The 21st Century will represent the decisive historical period to transform the way we live on this planet. Studies indicate that the planet Earth is approximately 4.6 billion years old. Life may have sprung up in unicellular beings about 3.6 billion years ago. Multicellular creatures appeared about 1 billion years ago.
It was necessary several eras and great turbulences for evolutionary biological
conditions to allow the emergence of our species Homo sapiens about 350,000 years ago in East Africa. The success of our species has brought us to 1 billion representatives in the year 1800 CE. In this century, in 2013 after an exponential growth, we reach 7 billion human beings. This was mainly due to the cultural, scientific and technological evolution that solved several problems of human survival.
Due to the high degree of change in planetary conditions caused by humans, the present geological period is being called Anthropocene. This period is characterized by the growing number of people who from their lifestyles generate so much socioeconomic impact that they alter the balance of the planetary ecosystems beyond the safe limits that are maintaining the conditions of life on the planet.
These disturbing human activities of planetary biophysical systems are derived from patterns of consumption, the rhythm of production from the use of natural resources, types of technologies based on non-renewable energies, and accumulation of residues and toxic elements.
Such human activities cause changes in planetary ecosystems in a rapid, local and global, non-linear manner due to systemic, potentially non-reversible interrelationships and are manifested in the following reference of measurable planetary boundaries, listed here in alphabetical order:
1. Acidification of the oceans (absorption of atmospheric CO2).
2. Change in land use (Amount of remaining forests)
3. Climate change (the increase of greenhouse gases).
4. Depletion of the stratospheric ozone layer.
5. Loss of biodiversity (genetic diversity).
6. Nitrogen and phosphorus load (Amount of fertilizer use)
7. Reduction of drinking water (Depletion of non-renewable reservoirs).
8. Toxic chemical pollution (Chemicals of medicine, agriculture).
A condition well known to humans is the health-disease process. This universal
human experience is being used as a metaphor to speak of the ecosystemic situation of the planet. We can say that the age of the Anthropocene, through human activities are causing the sickness of the planetary ecosystems that result in the impairing of Planetary Health.
These planetary imbalances, in turn, return to humans as symptoms of a diseased planet causing life-threatening environmental changes, such as climate change that causes for example droughts in some places and floods and hurricanes in others.

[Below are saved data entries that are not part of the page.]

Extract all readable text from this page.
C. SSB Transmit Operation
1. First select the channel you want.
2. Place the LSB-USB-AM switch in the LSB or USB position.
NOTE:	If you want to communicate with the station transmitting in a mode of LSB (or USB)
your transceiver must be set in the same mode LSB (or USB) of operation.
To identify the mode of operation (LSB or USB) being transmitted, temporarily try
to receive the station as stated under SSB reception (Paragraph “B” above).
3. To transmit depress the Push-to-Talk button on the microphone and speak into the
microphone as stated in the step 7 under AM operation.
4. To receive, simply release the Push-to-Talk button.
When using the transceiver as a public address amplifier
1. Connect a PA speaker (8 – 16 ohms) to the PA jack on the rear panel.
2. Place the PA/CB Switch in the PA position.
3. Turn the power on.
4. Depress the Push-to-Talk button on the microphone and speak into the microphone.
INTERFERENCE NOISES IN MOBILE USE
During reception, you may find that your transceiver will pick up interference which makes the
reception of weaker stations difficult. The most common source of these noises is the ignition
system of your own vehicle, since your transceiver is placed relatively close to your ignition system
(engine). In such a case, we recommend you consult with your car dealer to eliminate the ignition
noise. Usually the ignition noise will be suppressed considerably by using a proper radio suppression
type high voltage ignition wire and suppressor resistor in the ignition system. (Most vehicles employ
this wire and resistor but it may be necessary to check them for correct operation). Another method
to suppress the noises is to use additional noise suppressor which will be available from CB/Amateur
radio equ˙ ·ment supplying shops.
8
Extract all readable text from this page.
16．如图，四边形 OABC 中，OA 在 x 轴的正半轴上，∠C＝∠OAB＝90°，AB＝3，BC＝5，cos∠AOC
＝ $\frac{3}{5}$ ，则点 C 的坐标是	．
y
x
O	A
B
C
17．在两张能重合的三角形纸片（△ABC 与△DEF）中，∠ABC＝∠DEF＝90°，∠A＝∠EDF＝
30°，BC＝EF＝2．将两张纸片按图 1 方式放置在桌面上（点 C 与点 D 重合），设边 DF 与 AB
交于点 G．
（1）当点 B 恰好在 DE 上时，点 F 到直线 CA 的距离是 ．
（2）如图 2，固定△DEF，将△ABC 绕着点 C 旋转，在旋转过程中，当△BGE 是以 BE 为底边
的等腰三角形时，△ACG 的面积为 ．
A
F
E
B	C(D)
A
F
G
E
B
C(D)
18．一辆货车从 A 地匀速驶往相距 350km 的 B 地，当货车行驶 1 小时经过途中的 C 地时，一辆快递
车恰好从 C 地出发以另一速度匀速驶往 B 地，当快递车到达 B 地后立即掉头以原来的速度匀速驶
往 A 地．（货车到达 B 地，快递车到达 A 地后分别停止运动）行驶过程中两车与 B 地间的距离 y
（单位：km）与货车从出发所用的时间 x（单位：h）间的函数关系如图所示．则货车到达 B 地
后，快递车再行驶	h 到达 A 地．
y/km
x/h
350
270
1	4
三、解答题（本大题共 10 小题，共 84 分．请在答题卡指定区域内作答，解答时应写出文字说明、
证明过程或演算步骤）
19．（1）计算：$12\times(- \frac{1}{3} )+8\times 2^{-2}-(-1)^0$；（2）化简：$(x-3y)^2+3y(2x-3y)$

These effects of planetary sickness are undesirable for all, but due to their systemic nature, they are impossible for isolated solution by countries or cities.
A significant challenge of the 21st century will be to obtain support from the countries in the international agreements promoted by the United Nations Conference of the Parties (COP) seeking through diplomatic cooperation to reverse the systemic effects of human activities on Planetary Health.
In addition to this international political effort, it was established a Planetary Health Alliance, that is a consortium of over 120 universities, NGOs, government agencies, research institutes, and other partners committed to the advancement of planetary health has been formed.
The Instituto Ideia Ambiental over 15 years working in nature conservation has
matured the vision of the interaction of humanity with the biosphere. Now focusing on Planetary Health, it promotes the use of technologies that allow sustainable development through the integration of population health, socioeconomic health, and environmental health into the planetary microscale of the municipalities.